Najwięcej, bo o ponad 16,5 proc., wzrosły w ubiegłym roku średnie zarobki prezesów i dyrektorów generalnych w firmach usługowych – wynika z danych firmy doradczej AG Test HR, która przebadała 115 dużych i średnich firm. Według niej przeciętna płaca brutto szefów tych firm przekroczyła 22 tys. zł miesięcznie.
Dużo lepiej płaciły firmy produkcyjne, gdzie średnie wynagrodzenie prezesów i dyrektorów generalnych wzrosło w minionym roku o ponad 15 proc. do 36,1 tys. zł. Na płace mogli narzekać niektórzy szefowie spółek handlowych, gdzie średnie zarobki jesienią 2007 były o 13 proc. niższe niż rok wcześniej. – To chwilowy spadek związany może z wymianą kadr. W 2008 r. płace pójdą w górę – zaznaczają eksperci AG Test HR, która prognozuje w tym roku ponad 6-proc. wzrost średnich zarobków szefów firm we wszystkich branżach.

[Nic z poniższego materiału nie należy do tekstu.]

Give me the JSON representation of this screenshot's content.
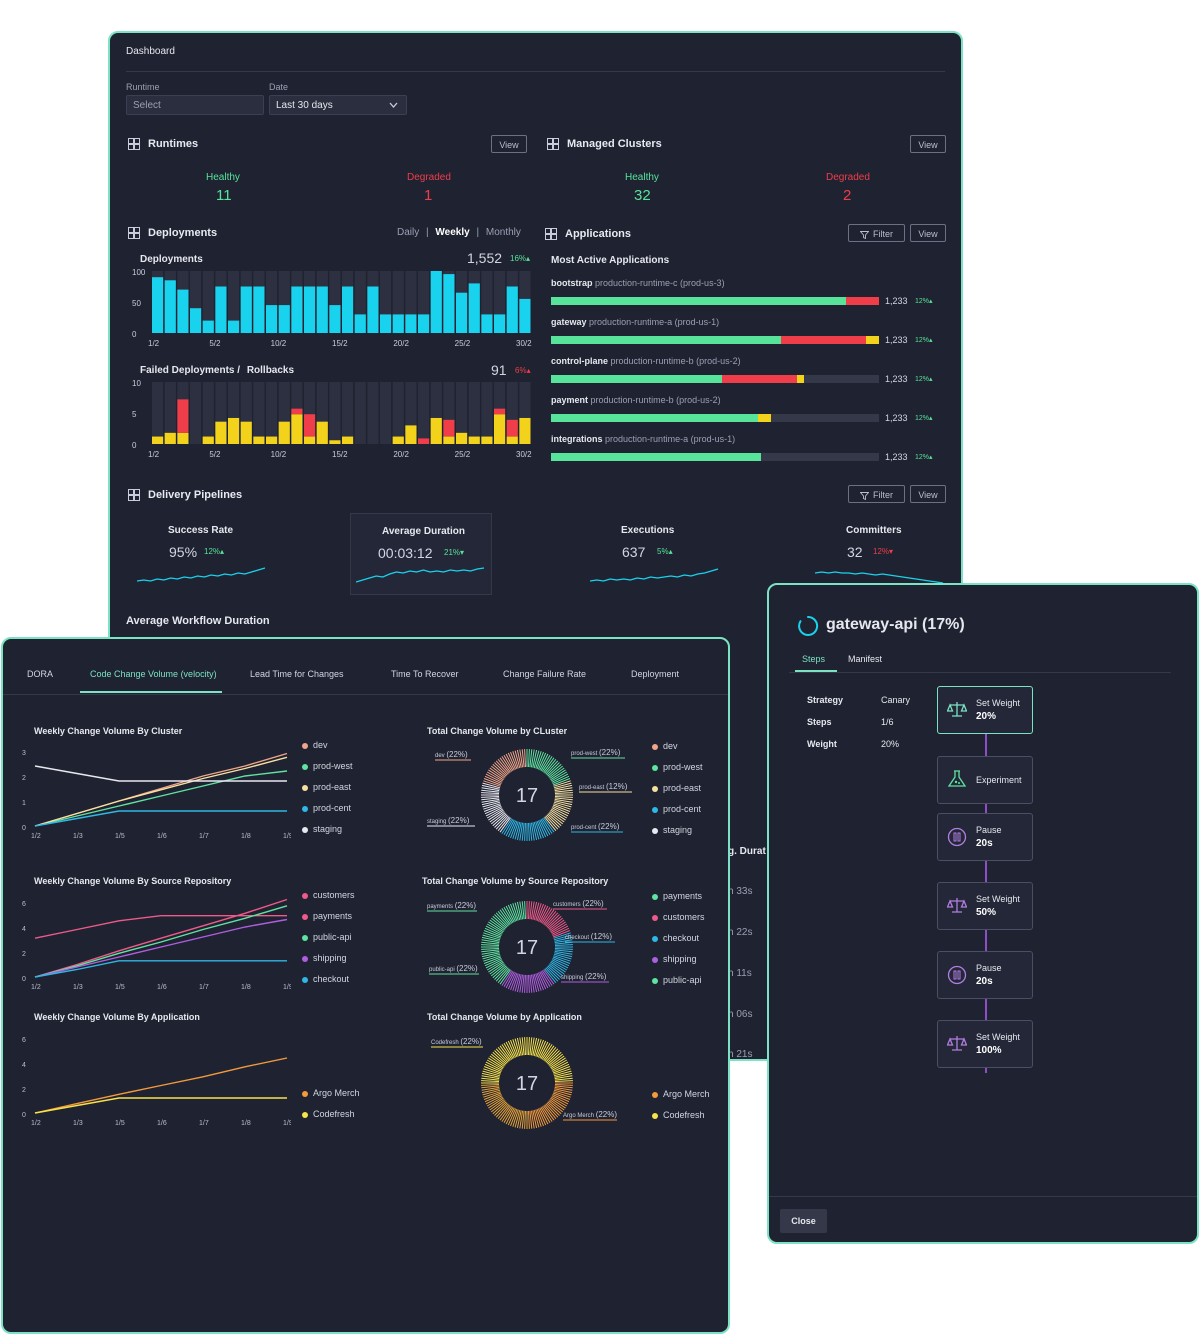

– Polscy menedżerowie, zwłaszcza w dużych prywatnych firmach, mogą dziś bez problemu uczciwie zarobić pierwszy milion. I to nie tylko członkowie zarządów. Zdarza się, że nawet dyrektorzy mają płace rzędu 80 – 90 tys. miesięcznie – zauważa Zbigniew Dudziński, konsultant w międzynarodowej firmie doradczej Hay Group. Według jej danych wynagrodzenia członków zarządów (płaca zasadnicza plus roczne premie i inne bonusy) dużych prywatnych firm w Polsce są na poziomie Niemiec, gdzie menedżerowie zarabiają najlepiej w Europie. – Po uwzględnieniu różnic siły nabywczej zarobki polskich menedżerów mogą być nawet większe niż w Niemczech – dodaje Dudziński.
Porównując płace na najwyższych stanowiskach, firm poszukujących menedżerów najwyższego szczebla nie interesują rynkowe średnie, ale to, kto płaci najwięcej. – Średnia pensja jest dla średniego prezesa. A firmy chcą mieć bardzo dobrych prezesów i są gotowe dużo im płacić – obserwuje Zbigniew Dudziński.
Dla najlepiej opłacanych prezesów i dyrektorów generalnych oznacza to podwyżki rocznych wynagrodzeń idące w dziesiątki tysięcy złotych. Dotyczy to zwłaszcza dużych spółek giełdowych. Dane o ich ubiegłorocznych zarobkach będą dostępne dopiero w publikowanych w kwietniu raportach rocznych. Jednak już teraz można stwierdzić, że podobnie jak w poprzednich latach dobre wyniki spółek z pewnością przełożą się na wzrost płac ich szefów. Tak było w 2006 roku, gdy prezesi giełdowych spółek zarabiali średnio 930 tys. zł, o 10 proc. więcej niż rok wcześniej. Podobny wzrost w 2007 r. oznacza, że pensje giełdowych prezesów przekroczą średnio milion złotych. Rekordzista z 2006 r. Janusz Filipiak, szef ComArchu, zainkasował 4,7 mln zł, a Sławomir Lachowski, prezes BRE Banku, dzięki wysokiej premii za wyniki zarobił 3,6 mln zł.